Stati generali. E’ la proposta – o provocazione – di Eugenia Roccella lanciata dall’incontro: Bipolarismo e cattolici, tenuta il giorno 23 c.m. presso l’università Gregoriana. Un appello, non fuori luogo, che rievocando gli stati generali francesi di bioetica, richiamano e rimarcano la necessità – se non l’urgenza – di una chiarificazione a tutto tondo, un vero e proprio redde rationem o chiamata politica sulla futura ma certa agenda bioetica.

Che l’annuncio poi sia stato appena bisbigliato, poco conta. Gli incessanti appelli a un ritorno dei valori non negoziabili e l’evento di Todi, sul quale l’anima “sociale” dei cattolici progressisti voleva metterne il marchio, ha messo in secondo piano la futuribilità del sistema bipolare di un dopo Monti peraltro in count down e riportato l’incontro a quello che forse era nell’animo della fondazione Magna Carta e certamente in quello della ex sottosegretaria del Governo Berlusconi con delega bioetica ossia la “quaestio” non solo magna” ma “vexata” dei valori non negoziabili e loro effettiva difesa in sede di rappresentanza istituzionale.

Che poi a volerla dire tutta, come le Dat e il divorzio breve oggi e domani qualora dovesse vincere una coalizione di centro sinistra, spinte per il riconoscimento del matrimonio omosessuale e “riscrittura” della legge 40, rimarcherebbero l’utopia di questo incontro bipolare perché,siamo certi, rimarrà non una linea di confine, ma una Stalingrado sulla quale cattolici progressisti e cattolici identitari, come li chiama la Roccella, si combatterebbero senza esclusioni di colpi. Pena la caduta del fronte etico.

A fronte di questo scenario apocalittico, bisognerà ceto vedere chi è l’assediante e l’assediato. A me pare che dopo la lettera dei quattro marxisti ratzingeriani (intellettuali di sinistra favorevoli a sconfessare il relativismo etico e ad abbracciare la questione antropologica) e il sedicente primato della coscienza e connessa posizione prevalente sui temi biopolitici dei cattolici “adulti” o progressisti o catto-comunisti,  il Totem del primato della coscienza sui dilemmi etici appare vacillante soprattutto dopo l’abbandono (melius, cacciata) della senatrice Teodem, Paola Binetti. E oggi ben poco rimane di questa rappresentatività di un cattolicesimo “adulto” in parlamento, Giorgio Todini e Claudia Mancina esclusi perché presenti all’assise.
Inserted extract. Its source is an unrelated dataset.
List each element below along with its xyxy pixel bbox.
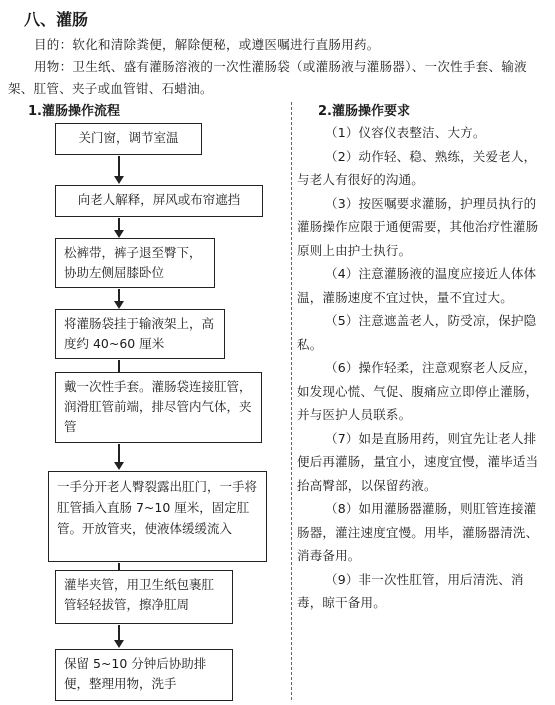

Ma anche il politicamente scorretto tentativo di far apparire l’‘incontro di Todi (15-16 ottobre) come il rilancio del sogno secolarista della Bolognina, ossia la centralità della questione sociale su quella antropologica, ha subito per così uno smacco dalle parole del cardinale Bagnasco per il quale il primato rimane sempre quello dell’emergenza antropologica rispetto a quello sociale e i valori non negoziali…difficilmente sopportano mediazioni per quanto volenterose, giacché, questi valori non sono né quantificabili né parcellizzabili, pena trovarli di fatto negati. Più chiaro di così !

Non essere pienamente consapevoli di questo significa permanere nell’area acritica del progressismo anticlericale alla Vito Mancuso o alla Ignazio Marino che sui temi di inizio e fine vita hanno sì seguito ma solo nei lettori del giornale Repubblica. Oltretevere ci auguriamo vengano assimilati a quel cattolico adulto il quale “disubbidendo ”all’allora cardinale Ruini proprio in materia di valori negoziali andando a votare in favore della procreazione artificiale, ha dimostrato ancora una volta la carta d’identità dei cattolici di base. Bene ha fatto quindi la Roccella. Che gli “stati generali” si celebrino, allora.